I think we can presume that God made the generations overlap for useful purposes. One of them is certainly theological instruction. I learned something very important about grace from my dear mother. As the only delicate eater in a household of slobbering fudge hounds, on homemade candy day Mother quietly hid a few pieces where we could not find them to devour. I can still taste that fudge garnished, of course (since this was the deep South) with pecans.

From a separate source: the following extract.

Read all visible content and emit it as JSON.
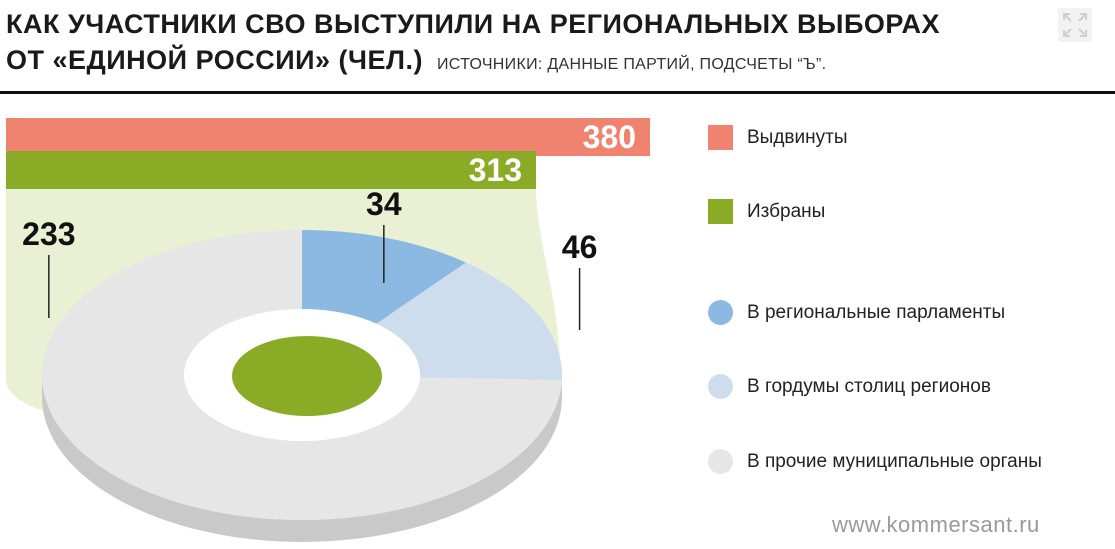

One Christmas when everyone else was out of the house, to my surprise, Mother placed her last two pieces of chocolate on the table and offered me a choice. I studied the matter carefully, struggled with my conscience for a nanosecond, and then took the larger piece. My mother, unlike God, was not omniscient, or perhaps was looking at this situation from a different angle. In any case, she decided to reward me with the second piece as well. I thought she had mistakenly concluded that I generously chose the smaller piece of fudge. Afraid I might choke on false pretense, I immediately confessed my sin. Mother listened patiently to my confession, but she had made her decision on the basis of her love for her child and my unworthiness did not cancel her gift. Presbyterians call this amazing grace eternal selection or predestination. I have never needed a better example of the relation of unaccountable love issuing an undeserved favor.

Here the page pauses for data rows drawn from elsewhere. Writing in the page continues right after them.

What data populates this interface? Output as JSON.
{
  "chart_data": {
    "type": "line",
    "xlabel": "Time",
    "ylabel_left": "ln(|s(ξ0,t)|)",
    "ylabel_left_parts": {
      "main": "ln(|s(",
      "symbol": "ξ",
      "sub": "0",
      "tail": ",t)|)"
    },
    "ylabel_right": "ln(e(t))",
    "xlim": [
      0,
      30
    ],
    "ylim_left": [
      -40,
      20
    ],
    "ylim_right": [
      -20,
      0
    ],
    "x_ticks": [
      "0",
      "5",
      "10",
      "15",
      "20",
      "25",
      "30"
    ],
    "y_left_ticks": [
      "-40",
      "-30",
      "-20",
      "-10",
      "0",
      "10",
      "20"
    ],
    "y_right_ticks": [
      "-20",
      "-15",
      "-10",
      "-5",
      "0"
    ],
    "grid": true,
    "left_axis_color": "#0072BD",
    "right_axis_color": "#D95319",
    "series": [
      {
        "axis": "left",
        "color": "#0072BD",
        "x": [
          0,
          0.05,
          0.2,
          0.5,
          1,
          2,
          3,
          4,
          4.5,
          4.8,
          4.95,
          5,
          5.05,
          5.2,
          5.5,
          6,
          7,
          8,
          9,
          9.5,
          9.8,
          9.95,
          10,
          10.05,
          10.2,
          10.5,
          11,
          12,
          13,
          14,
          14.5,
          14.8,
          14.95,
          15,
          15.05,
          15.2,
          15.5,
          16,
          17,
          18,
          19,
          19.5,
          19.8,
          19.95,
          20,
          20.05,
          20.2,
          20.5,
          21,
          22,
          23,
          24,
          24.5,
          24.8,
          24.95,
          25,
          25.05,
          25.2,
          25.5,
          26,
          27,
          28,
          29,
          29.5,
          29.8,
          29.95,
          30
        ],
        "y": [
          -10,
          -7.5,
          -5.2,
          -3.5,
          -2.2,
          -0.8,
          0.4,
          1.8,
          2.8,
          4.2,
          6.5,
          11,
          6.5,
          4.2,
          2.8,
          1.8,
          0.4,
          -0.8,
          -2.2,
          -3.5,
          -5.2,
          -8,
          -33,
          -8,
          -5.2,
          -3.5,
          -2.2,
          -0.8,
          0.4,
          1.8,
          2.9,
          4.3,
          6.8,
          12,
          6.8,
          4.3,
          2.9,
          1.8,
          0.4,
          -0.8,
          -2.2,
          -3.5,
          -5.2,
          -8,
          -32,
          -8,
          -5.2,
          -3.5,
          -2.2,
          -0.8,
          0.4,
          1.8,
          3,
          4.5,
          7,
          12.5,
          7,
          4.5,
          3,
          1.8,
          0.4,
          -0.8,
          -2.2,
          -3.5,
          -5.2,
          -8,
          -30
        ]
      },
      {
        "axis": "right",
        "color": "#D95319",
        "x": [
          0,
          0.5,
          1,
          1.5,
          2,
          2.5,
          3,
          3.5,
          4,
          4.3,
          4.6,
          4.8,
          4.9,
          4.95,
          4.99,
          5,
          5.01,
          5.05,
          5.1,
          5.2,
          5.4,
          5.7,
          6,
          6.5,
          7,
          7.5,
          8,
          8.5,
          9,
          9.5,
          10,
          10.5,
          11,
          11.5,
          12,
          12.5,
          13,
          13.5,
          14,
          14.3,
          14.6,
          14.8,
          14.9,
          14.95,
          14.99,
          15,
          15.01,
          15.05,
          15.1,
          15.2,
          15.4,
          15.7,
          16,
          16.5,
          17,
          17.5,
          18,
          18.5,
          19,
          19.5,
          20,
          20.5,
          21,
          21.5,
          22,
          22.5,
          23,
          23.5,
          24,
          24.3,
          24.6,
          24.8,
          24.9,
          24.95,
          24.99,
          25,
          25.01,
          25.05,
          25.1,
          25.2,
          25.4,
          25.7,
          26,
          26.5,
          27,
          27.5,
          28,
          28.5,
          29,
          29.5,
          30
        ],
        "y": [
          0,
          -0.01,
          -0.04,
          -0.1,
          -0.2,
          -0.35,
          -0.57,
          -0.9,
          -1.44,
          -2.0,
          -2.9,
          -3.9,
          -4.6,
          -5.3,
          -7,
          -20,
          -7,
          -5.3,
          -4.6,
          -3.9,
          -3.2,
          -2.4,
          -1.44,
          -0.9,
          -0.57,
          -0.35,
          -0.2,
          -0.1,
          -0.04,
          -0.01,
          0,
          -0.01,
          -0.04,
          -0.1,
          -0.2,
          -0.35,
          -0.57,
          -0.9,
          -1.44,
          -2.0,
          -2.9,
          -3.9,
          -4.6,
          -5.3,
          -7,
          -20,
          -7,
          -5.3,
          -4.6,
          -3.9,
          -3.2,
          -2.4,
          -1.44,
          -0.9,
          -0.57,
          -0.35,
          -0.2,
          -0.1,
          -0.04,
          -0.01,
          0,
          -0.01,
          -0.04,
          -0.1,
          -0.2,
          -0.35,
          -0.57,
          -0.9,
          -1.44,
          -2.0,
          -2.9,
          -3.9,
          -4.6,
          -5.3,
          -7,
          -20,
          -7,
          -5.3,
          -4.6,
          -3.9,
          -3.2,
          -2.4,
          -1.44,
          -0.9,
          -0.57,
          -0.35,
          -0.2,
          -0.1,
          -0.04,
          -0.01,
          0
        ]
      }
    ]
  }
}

I learned something very important about love from a dear friend, who like my mother, was many years older than I. On leaving our first pastorate, Hortense presented us with a silver sugar and creamer, slightly dented. I was not much impressed and complained to my wife about a hand-me-down. “Of course the gift is not new,” said Margaret, “but very old and very beautiful. We will cherish it as long as we live. Hortense has loved this silver set for many years. She could not present you with a finer gift than to ask you to remember her by keeping something she has loved because she has loved you.” There is an immense difference between a hand-me-up and a hand-me-down.

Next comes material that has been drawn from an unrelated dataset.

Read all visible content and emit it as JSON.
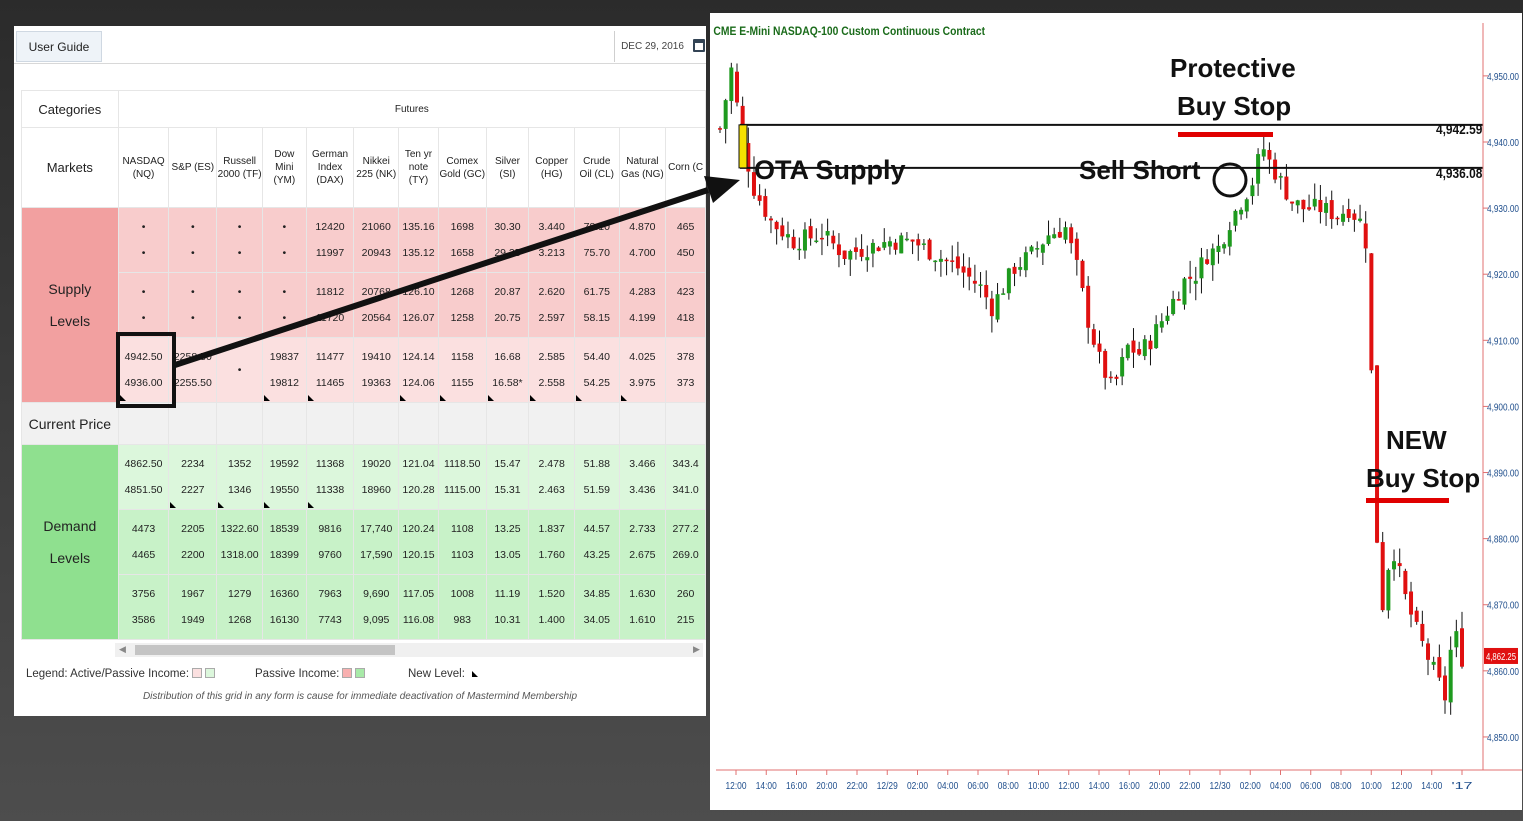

Older people make a tremendous contribution to our lives. I now resent that Christmas so often celebrates the young to the neglect of the old. According to Roman Catholic tradition, Joseph was a very old man, a conviction designed to protect the doctrine of the perpetual virginity of Mary, but an older Christmas presence does not depend on Joseph. Sadly, many people stop reading Luke’s infancy narrative before he stops writing it. Luke wants us to know that Jesus was subject to the rules of his community of faith, including circumcision on the eighth day and presentation on the 41st. In the Temple on that day was a devout old man who had been promised that he would not die until he had seen the consolation of Israel. Doubtless over the years Simeon’s eyes had grown dim, but when he saw the unpampered baby Jesus, he said, “Behold this child is set for the fall and rising of many.” Luke turns immediately from the old man to the old woman. Anna was the daughter of Phanuel of the tribe of Asher, descended from the eighth son of Jacob by Leah’s maid, Zilpah. The women of the tribe of Asher were greatly celebrated for their beauty. After seven years of marriage, her husband died and Anna in her dark mourning clothes was a black widow as one spied her. She spent the rest of her life worshiping in the Temple. In her 84th year she saw the Lord. The Scripture does not tell us that she reached for him, but if not, Anna must have been the only woman in the world who did not want to hold the baby. In my imagination, the baby is always cradled in her withered arms when she gives heartfelt thanks for the redemption he brings.

Most of our friends in graduate school were relatively young. Thus, when my by-then-quite-old mother paid us a visit, my just-then-very-young son spent an entire meal staring at her in stupefied fascination. Mother was much amused when she realized that our Charlie-boy had never before seen a facial wrinkle up close and personal. The truth is we should wear them proudly because “every wrinkle [is] but a notch in the quiet calendar of a well-spent life” (Barnaby Rudge, Ch. 2).

 

Charles Partee is P.C. Rossin Professor of Church History at Pittsburgh Seminary.